Performance characteristics:

• If all threads in a warp read the same constant address:
• Value can be broadcast efficiently → very fast.
• If threads read different constant addresses:
• Accesses serialize within a warp → slower (similar to regular global loads).

Typical uses:

• Small parameter sets: physical constants, coefficients, lookup tables.
• Read-only configuration data shared across many threads.

Your code usually declares __constant__ arrays/variables (CUDA) and initializes them from host code.

Texture Memory and Read-Only Caches

Texture memory (or more generally, read-only data caches) is another specialized path to device memory.

• Scope: All threads
• Lifetime: As long as texture/buffer is bound
• Location: Device memory, with dedicated caches and units
• Features:
• Caching optimized for spatial locality (2D/3D).
• Optional hardware interpolation and addressing modes (wrap, clamp, etc.).

Typical uses:

• Sampling fields (e.g., images, grids, volumes) where nearby threads access nearby coordinates.
• Read-only tables with irregular access patterns, where the texture cache can help.

Modern CUDA also has a generic read-only data cache accessible via, e.g., __ldg() on some architectures, for data that won’t be modified by the kernel. This can route reads through a path optimized for read-only caching.

The main decisions:

• Use texture/read-only caches for data:
• That is not modified by the kernel.
• That has good spatial locality, especially in 2D/3D.
• Use regular global loads for everything else, focusing on coalescing.

Host Memory and Interconnect (PCIe / NVLink)

From the GPU’s perspective, host RAM is another, much slower level in the hierarchy, reached over an interconnect:

• PCIe:
• Common in most systems.
• High latency, limited bandwidth compared to GPU DRAM.
• NVLink / similar high-speed links:
• Higher bandwidth and lower latency than PCIe.
• Used in some HPC systems to connect GPUs to CPUs and to each other.

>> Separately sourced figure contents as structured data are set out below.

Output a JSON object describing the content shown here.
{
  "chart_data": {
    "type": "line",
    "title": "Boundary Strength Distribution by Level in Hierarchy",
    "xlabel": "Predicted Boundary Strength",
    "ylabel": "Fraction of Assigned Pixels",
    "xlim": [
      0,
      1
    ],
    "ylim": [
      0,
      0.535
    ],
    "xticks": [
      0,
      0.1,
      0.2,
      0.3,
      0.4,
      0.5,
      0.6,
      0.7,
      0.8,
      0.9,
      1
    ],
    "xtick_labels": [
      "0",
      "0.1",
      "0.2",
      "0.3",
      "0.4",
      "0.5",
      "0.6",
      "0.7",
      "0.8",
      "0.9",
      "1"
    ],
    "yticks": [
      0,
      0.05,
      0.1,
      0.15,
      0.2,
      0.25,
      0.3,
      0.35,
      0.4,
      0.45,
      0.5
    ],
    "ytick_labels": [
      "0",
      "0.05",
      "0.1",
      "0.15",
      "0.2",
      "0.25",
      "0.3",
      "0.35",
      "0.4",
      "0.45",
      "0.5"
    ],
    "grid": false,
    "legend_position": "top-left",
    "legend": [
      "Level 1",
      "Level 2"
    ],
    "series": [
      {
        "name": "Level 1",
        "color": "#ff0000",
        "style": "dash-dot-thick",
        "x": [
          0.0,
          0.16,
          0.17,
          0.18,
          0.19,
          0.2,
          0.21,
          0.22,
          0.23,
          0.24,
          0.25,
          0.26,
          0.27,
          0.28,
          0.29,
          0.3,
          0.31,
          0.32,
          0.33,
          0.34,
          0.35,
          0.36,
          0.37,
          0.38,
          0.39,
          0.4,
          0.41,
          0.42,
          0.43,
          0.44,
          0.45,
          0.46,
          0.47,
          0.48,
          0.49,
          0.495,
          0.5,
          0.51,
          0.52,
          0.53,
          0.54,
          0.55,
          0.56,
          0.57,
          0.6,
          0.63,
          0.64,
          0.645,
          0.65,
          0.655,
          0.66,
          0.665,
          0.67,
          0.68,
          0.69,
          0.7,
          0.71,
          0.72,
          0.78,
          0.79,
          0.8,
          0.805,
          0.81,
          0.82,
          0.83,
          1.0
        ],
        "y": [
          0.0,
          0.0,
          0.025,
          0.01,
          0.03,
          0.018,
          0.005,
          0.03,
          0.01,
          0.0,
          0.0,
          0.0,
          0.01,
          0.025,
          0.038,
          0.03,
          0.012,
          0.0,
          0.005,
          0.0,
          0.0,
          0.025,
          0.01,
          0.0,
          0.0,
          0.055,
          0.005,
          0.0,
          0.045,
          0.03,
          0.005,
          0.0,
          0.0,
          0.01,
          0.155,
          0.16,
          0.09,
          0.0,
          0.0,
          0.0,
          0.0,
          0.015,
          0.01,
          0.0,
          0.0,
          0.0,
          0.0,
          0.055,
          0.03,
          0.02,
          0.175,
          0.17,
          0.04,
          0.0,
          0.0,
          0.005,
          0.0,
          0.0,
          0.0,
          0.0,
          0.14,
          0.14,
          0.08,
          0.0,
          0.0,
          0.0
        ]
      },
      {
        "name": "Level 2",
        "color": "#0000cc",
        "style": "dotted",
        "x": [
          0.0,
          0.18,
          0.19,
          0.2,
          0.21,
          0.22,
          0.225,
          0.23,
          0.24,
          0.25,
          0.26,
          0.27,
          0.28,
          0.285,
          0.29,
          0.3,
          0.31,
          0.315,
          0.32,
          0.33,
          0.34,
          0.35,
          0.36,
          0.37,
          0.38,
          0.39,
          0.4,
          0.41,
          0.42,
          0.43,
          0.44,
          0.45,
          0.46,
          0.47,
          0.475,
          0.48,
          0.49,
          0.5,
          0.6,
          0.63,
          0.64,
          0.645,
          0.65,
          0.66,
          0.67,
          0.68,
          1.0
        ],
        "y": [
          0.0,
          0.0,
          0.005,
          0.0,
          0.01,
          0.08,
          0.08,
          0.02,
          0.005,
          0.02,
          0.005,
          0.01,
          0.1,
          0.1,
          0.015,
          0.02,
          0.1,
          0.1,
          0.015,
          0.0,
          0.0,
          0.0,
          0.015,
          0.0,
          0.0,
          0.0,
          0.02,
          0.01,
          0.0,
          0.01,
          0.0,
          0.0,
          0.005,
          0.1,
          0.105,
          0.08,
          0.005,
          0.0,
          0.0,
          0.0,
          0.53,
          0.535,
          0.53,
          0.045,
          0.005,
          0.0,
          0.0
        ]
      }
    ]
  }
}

Data movement between host memory and device global memory is expensive relative to on-GPU accesses.

Key implications:

• Minimize host–device transfers inside performance-critical loops.
• Move data once, keep it on the GPU for as many kernels as possible, then transfer results back.
• In multi-GPU setups, understand when data must cross inter-GPU links.

Host memory is typically managed by CPU code; in this chapter, the key takeaway is that from a GPU kernel’s point of view, it is much further away than global memory and usually not directly visible.

Putting It Together: Design Patterns for the Hierarchy

When you write GPU kernels, an effective mental model is:

1. Put what you can in registers (per-thread variables).
2. Use shared memory to cache data reused by threads within a block:
• Load tiles/chunks from global → shared.
• Do computations that reuse these tiles.
• Write results back to global only when needed.
3. Access global memory coalesced:
• Align data layout with thread layout.
• Prefer contiguous, predictable access patterns.
4. Use constant / texture / read-only caches for:
• Small read-only parameters.
• Fields or tables with spatial locality or irregular patterns.
5. Minimize host–device data movement:
• Batch kernels and keep data resident on the GPU.

In practice, high-performance GPU codes:

• Carefully map data structures to this hierarchy.
• Use profiling tools to see where memory bandwidth and latency are limiting performance.
• Iteratively refine memory access patterns and hierarchy usage.

Understanding this hierarchy is essential before diving into programming models like CUDA or OpenACC, where you’ll see explicit mechanisms for controlling how and where data lives on the GPU.